I will return to this issue in my next post, looking at ways in which individuals can in fact plan to meet their own training needs.

Wednesday, June 07, 2006

Time, or the Lack of It

Where does the time go? A month since my last post, and I wanted to use this blog to chat about all the things that would otherwise be submerged!

I will try to do better.

Saturday, May 06, 2006

On Time, Business Fads and the Destruction of Value

We all complain, certainly I do, about the way in which our lives seem to chew up time. We are so busy travelling, so busy doing things, that spare discretionary time seems to vanish. From a business advisory viewpoint, everything has to be done and presented to fit in with the very limited time clients have to consider issues.

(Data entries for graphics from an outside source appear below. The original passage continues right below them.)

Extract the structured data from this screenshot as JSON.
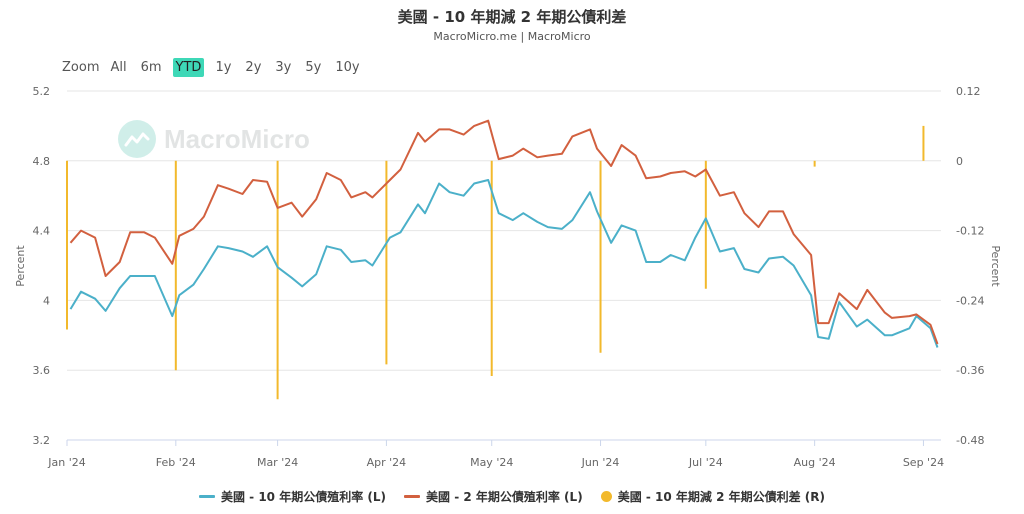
{
  "header": {
    "title": "美國 - 10 年期減 2 年期公債利差",
    "subtitle": "MacroMicro.me | MacroMicro"
  },
  "zoom": {
    "label": "Zoom",
    "buttons": [
      "All",
      "6m",
      "YTD",
      "1y",
      "2y",
      "3y",
      "5y",
      "10y"
    ],
    "active": "YTD"
  },
  "watermark": {
    "text": "MacroMicro"
  },
  "colors": {
    "ten_year": "#4bb0c9",
    "two_year": "#d2603f",
    "spread": "#f2b92c",
    "grid": "#e6e6e6"
  },
  "chart_data": {
    "type": "line",
    "x_range": [
      "2024-01-01",
      "2024-09-06"
    ],
    "x_ticks": [
      {
        "date": "2024-01-01",
        "label": "Jan '24"
      },
      {
        "date": "2024-02-01",
        "label": "Feb '24"
      },
      {
        "date": "2024-03-01",
        "label": "Mar '24"
      },
      {
        "date": "2024-04-01",
        "label": "Apr '24"
      },
      {
        "date": "2024-05-01",
        "label": "May '24"
      },
      {
        "date": "2024-06-01",
        "label": "Jun '24"
      },
      {
        "date": "2024-07-01",
        "label": "Jul '24"
      },
      {
        "date": "2024-08-01",
        "label": "Aug '24"
      },
      {
        "date": "2024-09-01",
        "label": "Sep '24"
      }
    ],
    "y_left": {
      "label": "Percent",
      "range": [
        3.2,
        5.2
      ],
      "ticks": [
        "5.2",
        "4.8",
        "4.4",
        "4",
        "3.6",
        "3.2"
      ]
    },
    "y_right": {
      "label": "Percent",
      "range": [
        -0.48,
        0.12
      ],
      "ticks": [
        "0.12",
        "0",
        "-0.12",
        "-0.24",
        "-0.36",
        "-0.48"
      ]
    },
    "legend_position": "bottom",
    "series": [
      {
        "name": "美國 - 10 年期公債殖利率 (L)",
        "axis": "left",
        "kind": "line",
        "points": [
          [
            "2024-01-02",
            3.95
          ],
          [
            "2024-01-05",
            4.05
          ],
          [
            "2024-01-09",
            4.01
          ],
          [
            "2024-01-12",
            3.94
          ],
          [
            "2024-01-16",
            4.07
          ],
          [
            "2024-01-19",
            4.14
          ],
          [
            "2024-01-23",
            4.14
          ],
          [
            "2024-01-26",
            4.14
          ],
          [
            "2024-01-31",
            3.91
          ],
          [
            "2024-02-02",
            4.03
          ],
          [
            "2024-02-06",
            4.09
          ],
          [
            "2024-02-09",
            4.18
          ],
          [
            "2024-02-13",
            4.31
          ],
          [
            "2024-02-16",
            4.3
          ],
          [
            "2024-02-20",
            4.28
          ],
          [
            "2024-02-23",
            4.25
          ],
          [
            "2024-02-27",
            4.31
          ],
          [
            "2024-03-01",
            4.19
          ],
          [
            "2024-03-05",
            4.13
          ],
          [
            "2024-03-08",
            4.08
          ],
          [
            "2024-03-12",
            4.15
          ],
          [
            "2024-03-15",
            4.31
          ],
          [
            "2024-03-19",
            4.29
          ],
          [
            "2024-03-22",
            4.22
          ],
          [
            "2024-03-26",
            4.23
          ],
          [
            "2024-03-28",
            4.2
          ],
          [
            "2024-04-02",
            4.36
          ],
          [
            "2024-04-05",
            4.39
          ],
          [
            "2024-04-10",
            4.55
          ],
          [
            "2024-04-12",
            4.5
          ],
          [
            "2024-04-16",
            4.67
          ],
          [
            "2024-04-19",
            4.62
          ],
          [
            "2024-04-23",
            4.6
          ],
          [
            "2024-04-26",
            4.67
          ],
          [
            "2024-04-30",
            4.69
          ],
          [
            "2024-05-03",
            4.5
          ],
          [
            "2024-05-07",
            4.46
          ],
          [
            "2024-05-10",
            4.5
          ],
          [
            "2024-05-14",
            4.45
          ],
          [
            "2024-05-17",
            4.42
          ],
          [
            "2024-05-21",
            4.41
          ],
          [
            "2024-05-24",
            4.46
          ],
          [
            "2024-05-29",
            4.62
          ],
          [
            "2024-05-31",
            4.51
          ],
          [
            "2024-06-04",
            4.33
          ],
          [
            "2024-06-07",
            4.43
          ],
          [
            "2024-06-11",
            4.4
          ],
          [
            "2024-06-14",
            4.22
          ],
          [
            "2024-06-18",
            4.22
          ],
          [
            "2024-06-21",
            4.26
          ],
          [
            "2024-06-25",
            4.23
          ],
          [
            "2024-06-28",
            4.36
          ],
          [
            "2024-07-01",
            4.47
          ],
          [
            "2024-07-05",
            4.28
          ],
          [
            "2024-07-09",
            4.3
          ],
          [
            "2024-07-12",
            4.18
          ],
          [
            "2024-07-16",
            4.16
          ],
          [
            "2024-07-19",
            4.24
          ],
          [
            "2024-07-23",
            4.25
          ],
          [
            "2024-07-26",
            4.2
          ],
          [
            "2024-07-31",
            4.03
          ],
          [
            "2024-08-02",
            3.79
          ],
          [
            "2024-08-05",
            3.78
          ],
          [
            "2024-08-08",
            3.99
          ],
          [
            "2024-08-13",
            3.85
          ],
          [
            "2024-08-16",
            3.89
          ],
          [
            "2024-08-21",
            3.8
          ],
          [
            "2024-08-23",
            3.8
          ],
          [
            "2024-08-28",
            3.84
          ],
          [
            "2024-08-30",
            3.91
          ],
          [
            "2024-09-03",
            3.84
          ],
          [
            "2024-09-05",
            3.73
          ]
        ]
      },
      {
        "name": "美國 - 2 年期公債殖利率 (L)",
        "axis": "left",
        "kind": "line",
        "points": [
          [
            "2024-01-02",
            4.33
          ],
          [
            "2024-01-05",
            4.4
          ],
          [
            "2024-01-09",
            4.36
          ],
          [
            "2024-01-12",
            4.14
          ],
          [
            "2024-01-16",
            4.22
          ],
          [
            "2024-01-19",
            4.39
          ],
          [
            "2024-01-23",
            4.39
          ],
          [
            "2024-01-26",
            4.36
          ],
          [
            "2024-01-31",
            4.21
          ],
          [
            "2024-02-02",
            4.37
          ],
          [
            "2024-02-06",
            4.41
          ],
          [
            "2024-02-09",
            4.48
          ],
          [
            "2024-02-13",
            4.66
          ],
          [
            "2024-02-16",
            4.64
          ],
          [
            "2024-02-20",
            4.61
          ],
          [
            "2024-02-23",
            4.69
          ],
          [
            "2024-02-27",
            4.68
          ],
          [
            "2024-03-01",
            4.53
          ],
          [
            "2024-03-05",
            4.56
          ],
          [
            "2024-03-08",
            4.48
          ],
          [
            "2024-03-12",
            4.58
          ],
          [
            "2024-03-15",
            4.73
          ],
          [
            "2024-03-19",
            4.69
          ],
          [
            "2024-03-22",
            4.59
          ],
          [
            "2024-03-26",
            4.62
          ],
          [
            "2024-03-28",
            4.59
          ],
          [
            "2024-04-02",
            4.69
          ],
          [
            "2024-04-05",
            4.75
          ],
          [
            "2024-04-10",
            4.96
          ],
          [
            "2024-04-12",
            4.91
          ],
          [
            "2024-04-16",
            4.98
          ],
          [
            "2024-04-19",
            4.98
          ],
          [
            "2024-04-23",
            4.95
          ],
          [
            "2024-04-26",
            5.0
          ],
          [
            "2024-04-30",
            5.03
          ],
          [
            "2024-05-03",
            4.81
          ],
          [
            "2024-05-07",
            4.83
          ],
          [
            "2024-05-10",
            4.87
          ],
          [
            "2024-05-14",
            4.82
          ],
          [
            "2024-05-17",
            4.83
          ],
          [
            "2024-05-21",
            4.84
          ],
          [
            "2024-05-24",
            4.94
          ],
          [
            "2024-05-29",
            4.98
          ],
          [
            "2024-05-31",
            4.87
          ],
          [
            "2024-06-04",
            4.77
          ],
          [
            "2024-06-07",
            4.89
          ],
          [
            "2024-06-11",
            4.83
          ],
          [
            "2024-06-14",
            4.7
          ],
          [
            "2024-06-18",
            4.71
          ],
          [
            "2024-06-21",
            4.73
          ],
          [
            "2024-06-25",
            4.74
          ],
          [
            "2024-06-28",
            4.71
          ],
          [
            "2024-07-01",
            4.75
          ],
          [
            "2024-07-05",
            4.6
          ],
          [
            "2024-07-09",
            4.62
          ],
          [
            "2024-07-12",
            4.5
          ],
          [
            "2024-07-16",
            4.42
          ],
          [
            "2024-07-19",
            4.51
          ],
          [
            "2024-07-23",
            4.51
          ],
          [
            "2024-07-26",
            4.38
          ],
          [
            "2024-07-31",
            4.26
          ],
          [
            "2024-08-02",
            3.87
          ],
          [
            "2024-08-05",
            3.87
          ],
          [
            "2024-08-08",
            4.04
          ],
          [
            "2024-08-13",
            3.95
          ],
          [
            "2024-08-16",
            4.06
          ],
          [
            "2024-08-21",
            3.93
          ],
          [
            "2024-08-23",
            3.9
          ],
          [
            "2024-08-28",
            3.91
          ],
          [
            "2024-08-30",
            3.92
          ],
          [
            "2024-09-03",
            3.86
          ],
          [
            "2024-09-05",
            3.75
          ]
        ]
      },
      {
        "name": "美國 - 10 年期減 2 年期公債利差 (R)",
        "axis": "right",
        "kind": "monthly_bars",
        "points": [
          [
            "2024-01-01",
            -0.29
          ],
          [
            "2024-02-01",
            -0.36
          ],
          [
            "2024-03-01",
            -0.41
          ],
          [
            "2024-04-01",
            -0.35
          ],
          [
            "2024-05-01",
            -0.37
          ],
          [
            "2024-06-01",
            -0.33
          ],
          [
            "2024-07-01",
            -0.22
          ],
          [
            "2024-08-01",
            -0.01
          ],
          [
            "2024-09-01",
            0.06
          ]
        ]
      }
    ]
  }
}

This obsession with time extends to payback issues. Results must come quickly or the project will be shelved. This obsession with quick results makes executives, and especially CEO's, incredibly vulnerable to new magic bullet ideas promising great results in short time. Yet the reality is that most most new things take time to plan, time to develop, time to consolidate. Yes, we can shorten the time involved through better planning and project management, but there is still an irreducible minimum required.

The problem is greatest in people related activities. We all still accept that a major engineering project will take time because of the technical and logistic issues involved. But when it comes to investment in people, in the development of structures and supporting processes and cultures, we now want instant results. The outcome can be disastrous.

The current obsession with brands and branding is a case in point. Brands are seen as something with value to be managed and maximised. All this is of course true. Yet when we look back over the last fifty years, it has been the greatest period of brand destruction in history measured by the number of previously great brands that have simply vanished.

This shortening brand life expectancy is simply accepted as a feature of modern life, something inevitable in a world of greater information and rapid change. I challenge this idea of inevitability. I would argue that brand preservation is still possible, but only if a longer term management approach is adopted.